With another simple once you get around to doing it change, we’re down another 4.5 GB to 45.5 GB peak memory use and now 31 GB in use at the start of rendering—10 GB less than before. Victory!

Wrap-up

It took a few days of digging into regressions, but pbrt-v4 is now even better than where it had been 2.5 years ago, memory-wise. I can’t precisely account for that last 10 GB improvement, but would assume that most of it is due to switching to tagged pointers to eliminate the virtual function pointers in the shape and primitive classes (as considered earlier). The size of those classes has seen some further attention in pbrt-v4, and it seems to have added up in this case.

Here is an accounting of how memory is used now when rendering begins:

Type Memory
BVH 13.5 GB
Transformations 5.5 GB
Transformation hash table 1 GB
Primitives 2.5 GB
Triangles 1.2 GB
Triangle vertex buffers (P, N, uv, indices) 5.25 GB
Curves 0.6 GB


Next time we’ll dig into runtime performance while parsing the scene, where things start in a better place and go fun places from there.

note

  1. About dropping the Disney BSDF: while folks at Disney were working on converting the scene to pbrt’s format a few years ago, I added the Disney BSDF (and support for Ptex textures) to pbrt-v3 in order to make pbrt-v3 a more hospitable target. Normally new functionality isn’t added after the book comes out, since the whole idea of the book is to describe the implementation of the renderer, but it was well worth it for this prize of a scene.

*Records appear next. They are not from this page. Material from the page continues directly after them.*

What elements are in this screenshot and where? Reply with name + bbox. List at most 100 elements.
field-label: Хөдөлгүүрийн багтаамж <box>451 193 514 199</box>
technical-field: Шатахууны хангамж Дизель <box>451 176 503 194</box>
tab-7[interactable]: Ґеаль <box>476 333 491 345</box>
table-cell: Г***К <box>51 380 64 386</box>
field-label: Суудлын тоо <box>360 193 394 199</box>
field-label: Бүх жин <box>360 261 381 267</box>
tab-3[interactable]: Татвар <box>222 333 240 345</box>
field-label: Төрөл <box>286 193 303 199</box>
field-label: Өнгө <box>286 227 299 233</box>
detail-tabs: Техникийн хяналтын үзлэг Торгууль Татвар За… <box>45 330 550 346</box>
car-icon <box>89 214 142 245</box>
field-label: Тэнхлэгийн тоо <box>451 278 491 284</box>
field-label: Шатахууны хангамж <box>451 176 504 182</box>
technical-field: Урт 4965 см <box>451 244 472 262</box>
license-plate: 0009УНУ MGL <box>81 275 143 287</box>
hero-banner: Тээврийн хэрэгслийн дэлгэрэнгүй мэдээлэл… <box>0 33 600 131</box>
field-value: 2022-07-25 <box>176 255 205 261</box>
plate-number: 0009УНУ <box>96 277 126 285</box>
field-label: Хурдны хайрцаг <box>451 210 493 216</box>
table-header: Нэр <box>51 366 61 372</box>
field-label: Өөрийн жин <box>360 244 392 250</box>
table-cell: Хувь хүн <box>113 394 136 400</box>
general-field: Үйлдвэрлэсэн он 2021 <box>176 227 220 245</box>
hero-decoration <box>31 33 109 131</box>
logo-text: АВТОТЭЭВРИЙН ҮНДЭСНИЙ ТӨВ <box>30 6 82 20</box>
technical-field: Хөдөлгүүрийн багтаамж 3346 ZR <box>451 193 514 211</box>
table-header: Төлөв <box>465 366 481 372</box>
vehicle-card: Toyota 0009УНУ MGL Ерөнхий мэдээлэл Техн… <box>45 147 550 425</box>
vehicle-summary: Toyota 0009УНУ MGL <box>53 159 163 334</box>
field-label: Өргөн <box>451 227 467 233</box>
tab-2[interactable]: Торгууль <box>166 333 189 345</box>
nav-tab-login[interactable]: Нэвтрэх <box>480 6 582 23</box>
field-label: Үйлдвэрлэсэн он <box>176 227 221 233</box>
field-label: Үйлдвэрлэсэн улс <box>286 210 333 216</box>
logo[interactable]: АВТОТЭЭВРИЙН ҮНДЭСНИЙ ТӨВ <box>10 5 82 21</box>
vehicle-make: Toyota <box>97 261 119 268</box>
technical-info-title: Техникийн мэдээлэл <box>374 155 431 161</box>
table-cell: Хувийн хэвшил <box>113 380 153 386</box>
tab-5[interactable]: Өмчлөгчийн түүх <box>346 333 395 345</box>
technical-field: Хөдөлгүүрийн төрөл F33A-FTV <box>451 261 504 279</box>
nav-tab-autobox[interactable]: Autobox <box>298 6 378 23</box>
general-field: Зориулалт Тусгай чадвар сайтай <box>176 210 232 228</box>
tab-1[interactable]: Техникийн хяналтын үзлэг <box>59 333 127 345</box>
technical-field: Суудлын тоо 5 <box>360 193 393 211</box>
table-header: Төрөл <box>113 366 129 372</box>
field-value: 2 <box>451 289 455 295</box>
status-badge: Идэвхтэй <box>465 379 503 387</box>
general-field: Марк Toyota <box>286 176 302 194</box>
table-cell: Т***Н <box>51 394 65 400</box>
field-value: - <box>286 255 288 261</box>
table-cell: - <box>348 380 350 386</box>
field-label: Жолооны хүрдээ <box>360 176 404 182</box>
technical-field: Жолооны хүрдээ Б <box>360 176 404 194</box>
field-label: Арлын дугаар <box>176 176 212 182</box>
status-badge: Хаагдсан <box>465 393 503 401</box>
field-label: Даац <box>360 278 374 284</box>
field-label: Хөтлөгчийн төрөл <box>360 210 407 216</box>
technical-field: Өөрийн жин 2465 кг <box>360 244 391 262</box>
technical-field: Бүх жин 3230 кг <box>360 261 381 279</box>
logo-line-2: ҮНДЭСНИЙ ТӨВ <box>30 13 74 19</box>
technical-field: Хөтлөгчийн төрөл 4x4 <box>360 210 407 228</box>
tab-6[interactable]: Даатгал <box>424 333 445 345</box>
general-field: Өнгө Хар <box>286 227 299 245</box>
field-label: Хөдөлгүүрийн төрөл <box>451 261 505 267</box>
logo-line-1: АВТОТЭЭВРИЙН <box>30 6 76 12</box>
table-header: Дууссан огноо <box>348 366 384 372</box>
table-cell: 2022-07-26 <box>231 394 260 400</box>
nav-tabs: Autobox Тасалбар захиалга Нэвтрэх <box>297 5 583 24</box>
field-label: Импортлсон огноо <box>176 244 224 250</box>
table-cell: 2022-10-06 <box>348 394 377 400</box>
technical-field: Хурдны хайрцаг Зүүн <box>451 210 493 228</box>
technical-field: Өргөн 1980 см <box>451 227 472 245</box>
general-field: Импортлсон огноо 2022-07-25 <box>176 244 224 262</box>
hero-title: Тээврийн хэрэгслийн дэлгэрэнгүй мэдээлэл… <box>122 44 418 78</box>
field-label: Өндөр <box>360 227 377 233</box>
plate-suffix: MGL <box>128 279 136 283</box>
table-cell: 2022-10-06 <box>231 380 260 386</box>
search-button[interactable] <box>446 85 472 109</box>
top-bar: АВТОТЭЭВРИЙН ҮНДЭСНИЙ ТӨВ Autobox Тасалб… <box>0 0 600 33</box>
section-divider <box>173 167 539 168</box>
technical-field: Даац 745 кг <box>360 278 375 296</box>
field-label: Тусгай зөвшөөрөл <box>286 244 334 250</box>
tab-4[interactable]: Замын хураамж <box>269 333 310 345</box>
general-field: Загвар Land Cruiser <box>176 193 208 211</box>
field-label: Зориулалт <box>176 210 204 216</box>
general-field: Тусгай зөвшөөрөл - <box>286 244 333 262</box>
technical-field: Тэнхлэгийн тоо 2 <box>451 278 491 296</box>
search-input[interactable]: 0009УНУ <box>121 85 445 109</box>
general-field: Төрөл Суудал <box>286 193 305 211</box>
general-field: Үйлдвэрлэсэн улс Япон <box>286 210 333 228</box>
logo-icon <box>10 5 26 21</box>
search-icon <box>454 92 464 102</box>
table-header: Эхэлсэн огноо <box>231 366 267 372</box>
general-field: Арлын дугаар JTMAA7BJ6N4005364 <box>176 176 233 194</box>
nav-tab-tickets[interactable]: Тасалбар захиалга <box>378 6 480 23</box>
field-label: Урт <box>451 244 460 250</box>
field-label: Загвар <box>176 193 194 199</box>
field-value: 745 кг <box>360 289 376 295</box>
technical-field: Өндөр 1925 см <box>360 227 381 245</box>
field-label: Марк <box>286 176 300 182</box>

    For the fourth edition of the book, we have redesigned the set of materials and BSDFs from scratch and have tried to be more physically principled than before. (Among other things, pbrt’s old kitchen sink UberMaterial is gone.) In this context, an artist-friendly BSDF like the Disney one doesn’t fit with the book’s current focus, so we have cut it in the interests of simplifying the system. (Ptex support remains, at least!)